We had three full days inside the park, and took advantage of it all. Our first day included a shuttle to the Biscuit Basin area, full of steaming holes, bubbling mud pots, and colorful ponds. After crossing the area on a boardwalk, we ventured west into the forest and up a valley. Our destination was Mystic Falls – an icy fountain cascading down the frozen rock – the perfect place for a snack. Back from the Basin, our return route was on the Artemisia Trail, past a string of geysers and hot pools. The last stretch was through the Upper Geyser Basin, giving us a perfect vantage point over the small herd of bison burrowing into the snow looking for edibles.
Each evening we had time to relax in our private cabins before meeting again at the Snow Lodge for an elegant meal in the Obsidian Dining Room. Considering the limited access to the outside world, we were impressed by the fresh and varied meals the chefs prepared. A cozy fire and live music in the lobby distracted us from our warm and comfy beds.
The next day we awoke to a foot of fresh snow, and ended up being the first ones to venture out to Lone Star Geyser. Those up for the challenge got to experience trail breaking in the fluffy white stuff, while others at the back of the line were treated with a packed trail, giving them time to enjoy the scene of animal tracks weaving around snow covered pine trees next to a meandering, heated river. The steaming geyser teased us with spurts, but the crisp air forced us to turn back before an eruption (spaced about every 3 hours) occurred.
On our fourth day, our guides took us to a little known loop trail behind the employees’ lodge. The employees use the loop for a quick ski when they can get the time off. We took a more leisurely tour, breaking a trail for snowshoes, and feeling like we were the only ones in the park!
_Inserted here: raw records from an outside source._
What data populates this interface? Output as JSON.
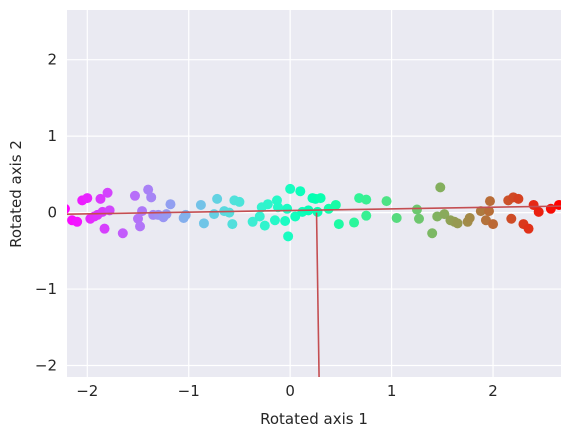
{
  "chart_data": {
    "type": "scatter",
    "title": "",
    "xlabel": "Rotated axis 1",
    "ylabel": "Rotated axis 2",
    "xlim": [
      -2.2,
      2.67
    ],
    "ylim": [
      -2.15,
      2.65
    ],
    "xticks": [
      -2,
      -1,
      0,
      1,
      2
    ],
    "yticks": [
      -2,
      -1,
      0,
      1,
      2
    ],
    "xtick_labels": [
      "−2",
      "−1",
      "0",
      "1",
      "2"
    ],
    "ytick_labels": [
      "−2",
      "−1",
      "0",
      "1",
      "2"
    ],
    "grid": true,
    "background_color": "#EAEAF2",
    "grid_color": "#FFFFFF",
    "colormap": "rainbow",
    "line_color": "#C44E52",
    "points": [
      [
        -2.22,
        0.05
      ],
      [
        -2.15,
        -0.1
      ],
      [
        -2.1,
        -0.12
      ],
      [
        -2.05,
        0.16
      ],
      [
        -2.0,
        0.19
      ],
      [
        -1.97,
        -0.08
      ],
      [
        -1.93,
        -0.05
      ],
      [
        -1.9,
        -0.03
      ],
      [
        -1.87,
        0.18
      ],
      [
        -1.85,
        0.01
      ],
      [
        -1.83,
        -0.21
      ],
      [
        -1.8,
        0.26
      ],
      [
        -1.78,
        0.03
      ],
      [
        -1.65,
        -0.27
      ],
      [
        -1.53,
        0.22
      ],
      [
        -1.5,
        -0.08
      ],
      [
        -1.48,
        -0.18
      ],
      [
        -1.46,
        0.02
      ],
      [
        -1.4,
        0.3
      ],
      [
        -1.37,
        0.2
      ],
      [
        -1.35,
        -0.03
      ],
      [
        -1.3,
        -0.03
      ],
      [
        -1.25,
        -0.06
      ],
      [
        -1.22,
        -0.02
      ],
      [
        -1.18,
        0.11
      ],
      [
        -1.05,
        -0.07
      ],
      [
        -1.03,
        -0.03
      ],
      [
        -0.88,
        0.1
      ],
      [
        -0.85,
        -0.14
      ],
      [
        -0.75,
        -0.02
      ],
      [
        -0.72,
        0.18
      ],
      [
        -0.65,
        0.02
      ],
      [
        -0.6,
        0.0
      ],
      [
        -0.57,
        -0.15
      ],
      [
        -0.55,
        0.16
      ],
      [
        -0.5,
        0.14
      ],
      [
        -0.37,
        -0.12
      ],
      [
        -0.3,
        -0.05
      ],
      [
        -0.28,
        0.07
      ],
      [
        -0.25,
        -0.17
      ],
      [
        -0.22,
        0.11
      ],
      [
        -0.15,
        -0.1
      ],
      [
        -0.13,
        0.16
      ],
      [
        -0.12,
        0.07
      ],
      [
        -0.05,
        -0.11
      ],
      [
        -0.03,
        0.05
      ],
      [
        -0.02,
        -0.31
      ],
      [
        0.0,
        0.31
      ],
      [
        0.05,
        -0.05
      ],
      [
        0.1,
        0.28
      ],
      [
        0.12,
        0.01
      ],
      [
        0.18,
        0.03
      ],
      [
        0.22,
        0.19
      ],
      [
        0.25,
        0.18
      ],
      [
        0.27,
        0.01
      ],
      [
        0.3,
        0.19
      ],
      [
        0.38,
        0.05
      ],
      [
        0.45,
        0.1
      ],
      [
        0.48,
        -0.15
      ],
      [
        0.63,
        -0.13
      ],
      [
        0.68,
        0.19
      ],
      [
        0.75,
        0.17
      ],
      [
        0.75,
        -0.04
      ],
      [
        0.95,
        0.15
      ],
      [
        1.05,
        -0.07
      ],
      [
        1.25,
        0.04
      ],
      [
        1.27,
        -0.08
      ],
      [
        1.4,
        -0.27
      ],
      [
        1.45,
        -0.05
      ],
      [
        1.48,
        0.33
      ],
      [
        1.52,
        -0.02
      ],
      [
        1.58,
        -0.1
      ],
      [
        1.62,
        -0.12
      ],
      [
        1.65,
        -0.14
      ],
      [
        1.75,
        -0.12
      ],
      [
        1.77,
        -0.07
      ],
      [
        1.88,
        0.02
      ],
      [
        1.93,
        -0.1
      ],
      [
        1.96,
        0.02
      ],
      [
        1.97,
        0.15
      ],
      [
        2.0,
        -0.15
      ],
      [
        2.15,
        0.16
      ],
      [
        2.18,
        -0.08
      ],
      [
        2.2,
        0.2
      ],
      [
        2.25,
        0.18
      ],
      [
        2.3,
        -0.15
      ],
      [
        2.35,
        -0.21
      ],
      [
        2.4,
        0.1
      ],
      [
        2.45,
        0.01
      ],
      [
        2.57,
        0.05
      ],
      [
        2.65,
        0.1
      ]
    ],
    "line_1": {
      "x": [
        -2.2,
        2.67
      ],
      "y": [
        -0.02,
        0.085
      ]
    },
    "line_2": {
      "x": [
        0.26,
        0.285
      ],
      "y": [
        0.0,
        -2.15
      ]
    }
  }
}
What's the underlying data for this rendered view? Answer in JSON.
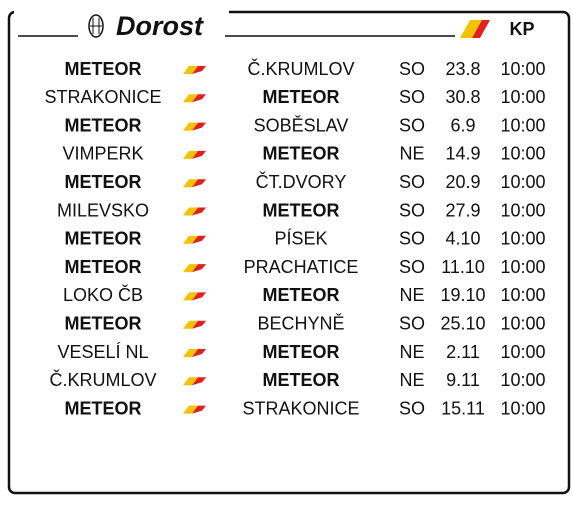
{
  "header": {
    "title": "Dorost",
    "league": "KP"
  },
  "matches": [
    {
      "home": "METEOR",
      "away": "Č.KRUMLOV",
      "day": "SO",
      "date": "23.8",
      "time": "10:00"
    },
    {
      "home": "STRAKONICE",
      "away": "METEOR",
      "day": "SO",
      "date": "30.8",
      "time": "10:00"
    },
    {
      "home": "METEOR",
      "away": "SOBĚSLAV",
      "day": "SO",
      "date": "6.9",
      "time": "10:00"
    },
    {
      "home": "VIMPERK",
      "away": "METEOR",
      "day": "NE",
      "date": "14.9",
      "time": "10:00"
    },
    {
      "home": "METEOR",
      "away": "ČT.DVORY",
      "day": "SO",
      "date": "20.9",
      "time": "10:00"
    },
    {
      "home": "MILEVSKO",
      "away": "METEOR",
      "day": "SO",
      "date": "27.9",
      "time": "10:00"
    },
    {
      "home": "METEOR",
      "away": "PÍSEK",
      "day": "SO",
      "date": "4.10",
      "time": "10:00"
    },
    {
      "home": "METEOR",
      "away": "PRACHATICE",
      "day": "SO",
      "date": "11.10",
      "time": "10:00"
    },
    {
      "home": "LOKO ČB",
      "away": "METEOR",
      "day": "NE",
      "date": "19.10",
      "time": "10:00"
    },
    {
      "home": "METEOR",
      "away": "BECHYNĚ",
      "day": "SO",
      "date": "25.10",
      "time": "10:00"
    },
    {
      "home": "VESELÍ NL",
      "away": "METEOR",
      "day": "NE",
      "date": "2.11",
      "time": "10:00"
    },
    {
      "home": "Č.KRUMLOV",
      "away": "METEOR",
      "day": "NE",
      "date": "9.11",
      "time": "10:00"
    },
    {
      "home": "METEOR",
      "away": "STRAKONICE",
      "day": "SO",
      "date": "15.11",
      "time": "10:00"
    }
  ]
}
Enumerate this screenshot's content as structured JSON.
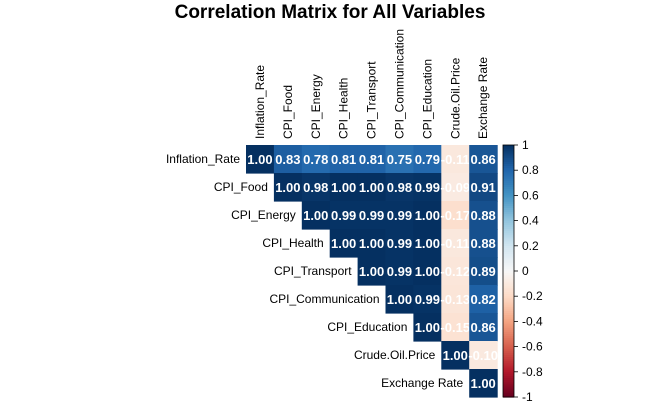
{
  "chart_data": {
    "type": "heatmap",
    "title": "Correlation Matrix for All Variables",
    "variables": [
      "Inflation_Rate",
      "CPI_Food",
      "CPI_Energy",
      "CPI_Health",
      "CPI_Transport",
      "CPI_Communication",
      "CPI_Education",
      "Crude.Oil.Price",
      "Exchange Rate"
    ],
    "col_labels": [
      "Inflation_Rate",
      "CPI_Food",
      "CPI_Energy",
      "CPI_Health",
      "CPI_Transport",
      "CPI_Communication",
      "CPI_Education",
      "Crude.Oil.Price",
      "Exchange Rate"
    ],
    "triangle": "upper",
    "values": [
      [
        1.0,
        0.83,
        0.78,
        0.81,
        0.81,
        0.75,
        0.79,
        -0.11,
        0.86
      ],
      [
        null,
        1.0,
        0.98,
        1.0,
        1.0,
        0.98,
        0.99,
        -0.09,
        0.91
      ],
      [
        null,
        null,
        1.0,
        0.99,
        0.99,
        0.99,
        1.0,
        -0.17,
        0.88
      ],
      [
        null,
        null,
        null,
        1.0,
        1.0,
        0.99,
        1.0,
        -0.11,
        0.88
      ],
      [
        null,
        null,
        null,
        null,
        1.0,
        0.99,
        1.0,
        -0.12,
        0.89
      ],
      [
        null,
        null,
        null,
        null,
        null,
        1.0,
        0.99,
        -0.13,
        0.82
      ],
      [
        null,
        null,
        null,
        null,
        null,
        null,
        1.0,
        -0.15,
        0.86
      ],
      [
        null,
        null,
        null,
        null,
        null,
        null,
        null,
        1.0,
        -0.1
      ],
      [
        null,
        null,
        null,
        null,
        null,
        null,
        null,
        null,
        1.0
      ]
    ],
    "cell_labels": [
      [
        "1.00",
        "0.83",
        "0.78",
        "0.81",
        "0.81",
        "0.75",
        "0.79",
        "-0.11",
        "0.86"
      ],
      [
        null,
        "1.00",
        "0.98",
        "1.00",
        "1.00",
        "0.98",
        "0.99",
        "-0.09",
        "0.91"
      ],
      [
        null,
        null,
        "1.00",
        "0.99",
        "0.99",
        "0.99",
        "1.00",
        "-0.17",
        "0.88"
      ],
      [
        null,
        null,
        null,
        "1.00",
        "1.00",
        "0.99",
        "1.00",
        "-0.11",
        "0.88"
      ],
      [
        null,
        null,
        null,
        null,
        "1.00",
        "0.99",
        "1.00",
        "-0.12",
        "0.89"
      ],
      [
        null,
        null,
        null,
        null,
        null,
        "1.00",
        "0.99",
        "-0.13",
        "0.82"
      ],
      [
        null,
        null,
        null,
        null,
        null,
        null,
        "1.00",
        "-0.15",
        "0.86"
      ],
      [
        null,
        null,
        null,
        null,
        null,
        null,
        null,
        "1.00",
        "-0.10"
      ],
      [
        null,
        null,
        null,
        null,
        null,
        null,
        null,
        null,
        "1.00"
      ]
    ],
    "colorbar": {
      "range": [
        -1,
        1
      ],
      "ticks": [
        "1",
        "0.8",
        "0.6",
        "0.4",
        "0.2",
        "0",
        "-0.2",
        "-0.4",
        "-0.6",
        "-0.8",
        "-1"
      ],
      "colors": {
        "negative": "#67001f",
        "neutral": "#f7f7f7",
        "positive": "#053061"
      }
    }
  }
}
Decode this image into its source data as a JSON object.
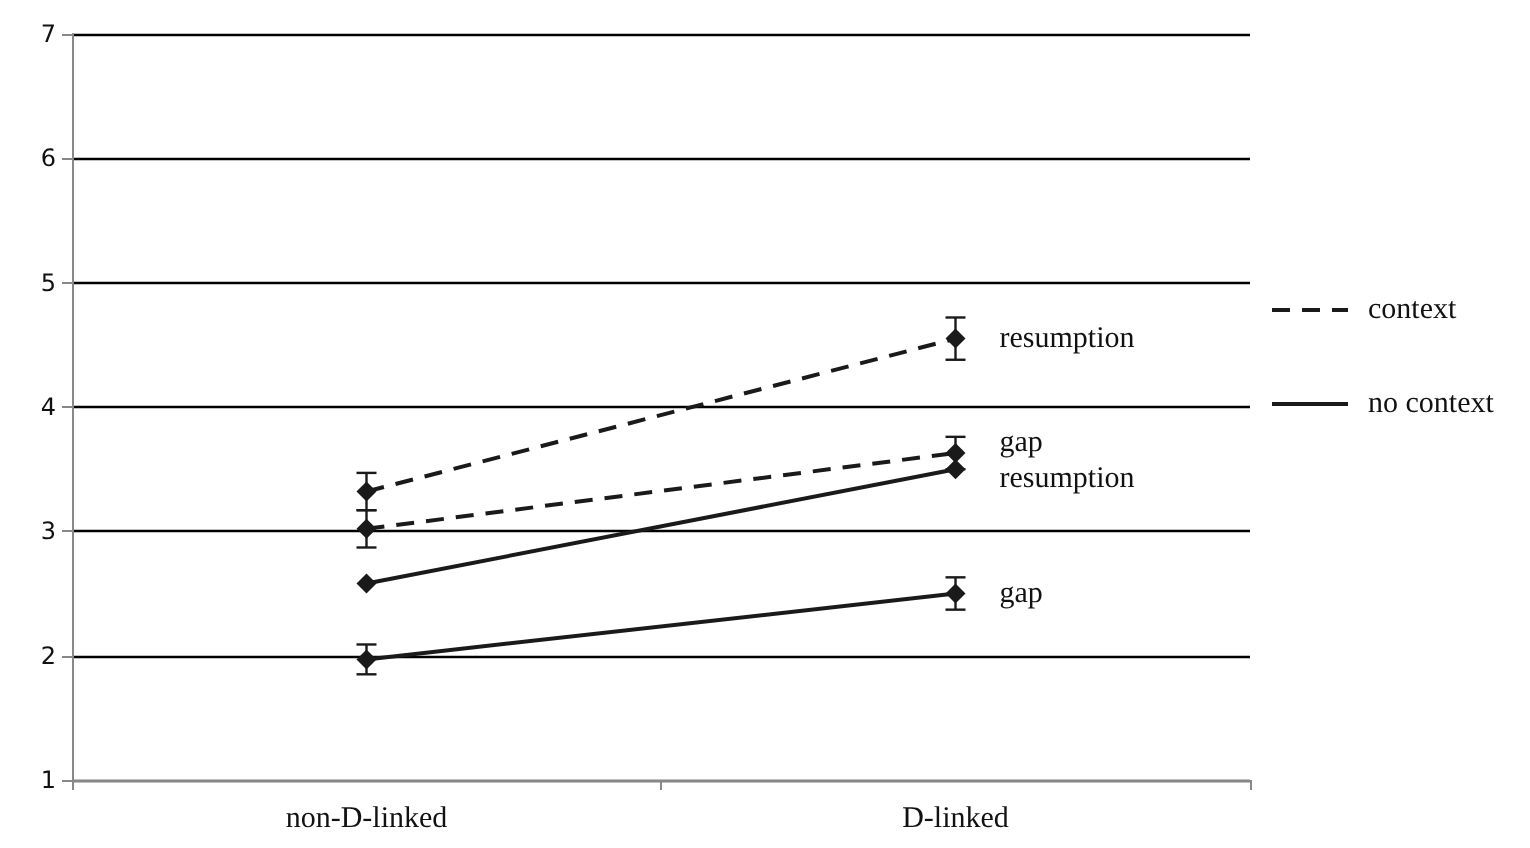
{
  "chart_data": {
    "type": "line",
    "categories": [
      "non-D-linked",
      "D-linked"
    ],
    "series": [
      {
        "name": "resumption",
        "color": "#1a1a1a",
        "line_style": "dashed",
        "values": [
          3.32,
          4.55
        ],
        "errors": [
          0.15,
          0.17
        ]
      },
      {
        "name": "gap",
        "color": "#1a1a1a",
        "line_style": "dashed",
        "values": [
          3.02,
          3.63
        ],
        "errors": [
          0.15,
          0.13
        ]
      },
      {
        "name": "resumption",
        "color": "#1a1a1a",
        "line_style": "solid",
        "values": [
          2.58,
          3.5
        ],
        "errors": [
          null,
          null
        ]
      },
      {
        "name": "gap",
        "color": "#1a1a1a",
        "line_style": "solid",
        "values": [
          1.97,
          2.5
        ],
        "errors": [
          0.12,
          0.13
        ]
      }
    ],
    "legend": "right",
    "annotations": [
      "context",
      "no context"
    ],
    "ylim": [
      1,
      7
    ],
    "yticks": [
      1,
      2,
      3,
      4,
      5,
      6,
      7
    ],
    "grid": "y",
    "marker": "diamond"
  }
}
We turned a hiccup on the last day into our advantage with a change of plans. Too much snow created some avalanche danger on the exit road, and the park closed the route. So instead of a return to Jackson, we took a different shuttle north out to Mammoth Hot Springs for a departure from Bozeman, Montana. It was our first bluebell day, and not only was the scenery spectacular, but we got to film a large herd of bison playing follow the leader across the Firehole River valley. What a perfect conclusion to our unique Yellowstone experience.